1890 resmi kayıtları daha farklı rakamlar ortaya koysa da, tarafsız gözlemcilere, özellikle de Mersinle yakından ilgilenen Amerikalılara göre 10 bin civarında nüfusa ulaşan kentte 5240 Müslüman, 2700 Rum Ortodoks, 800 Ermeni, 260 Katolik yaşamaktadır.
1885te vefat eden Luigi yerine, Trabzonda hizmet veren Peder Basilionun geçmesiyle kiliseye bağlı okul projesi daha bir canlanır. 1887 de inşaat için gerekli kaynağın sağlanması amacıyla Marsilyadan Saint Joseph topluluk üyesi rahipler Mersine davet edilir. Fransa Elçiliği kolej için gerekli izinleri vermekle kalmaz, inşaat için gerekli bütçenin altıda biri dönemin Fransa Cumhurbaşkanı Marie François Sadi Carnot tarafından karşılanmasını sağlar.
Maddi kaynağın sağlanmasıyla rahat nefes alan Basilio, 1855 fermanının pratikte de hayata geçirilmesi için Tarsus Kaymakamlığına sayısız ziyaretler yapar.
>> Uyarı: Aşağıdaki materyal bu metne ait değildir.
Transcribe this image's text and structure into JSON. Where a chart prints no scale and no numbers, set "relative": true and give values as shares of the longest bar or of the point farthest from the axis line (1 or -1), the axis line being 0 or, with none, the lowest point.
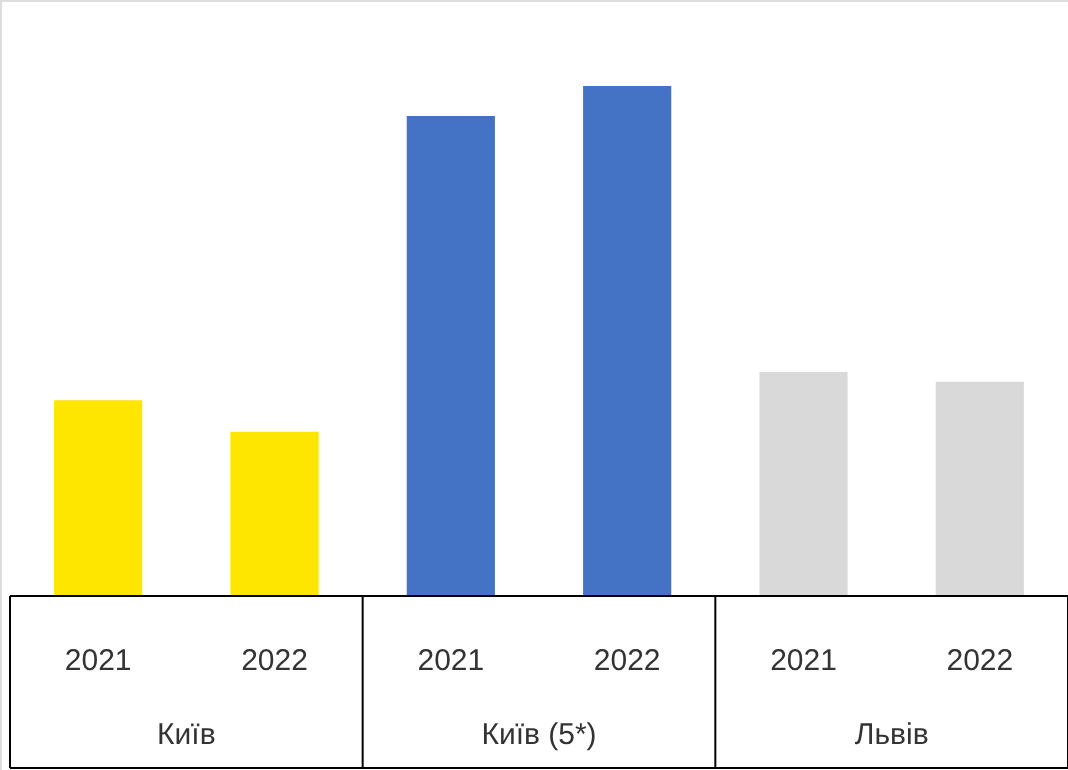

Sonunda 26 Mart 1891 günü yasal izinlerin verildiğine dair izin belgesiyle etekleri zil çalarak döner Mersine
Ancak Kilise ve çevresini kuşatan Eğitim Kampusu için bu kez Belediyeden inşaat ruhsatı alma çilesi başlar. Ama yılmaz Peder Basilio. Bir yandan Belediye yetkililerini ikna etmeye çalışır ama gecikmelerin önüne geçmek için tüm birikimlerini seferber ederek, Kilise ön cephesinde kullanılacak taşları teknelerle Beyruttan getirtir.
Tarsus Kaymakamlığının 36 yılda verdiği izne inat, Belediye bir yıl içinde tamamlar işlemleri. Verilen ruhsata istinaden de 2 Mart 1892de okul inşaatının ilk harcı karılır. 19 Mart 1892de Aziz Joseph günü anısına Basilio ilk temel taşını takdis ederek, yerleştirir.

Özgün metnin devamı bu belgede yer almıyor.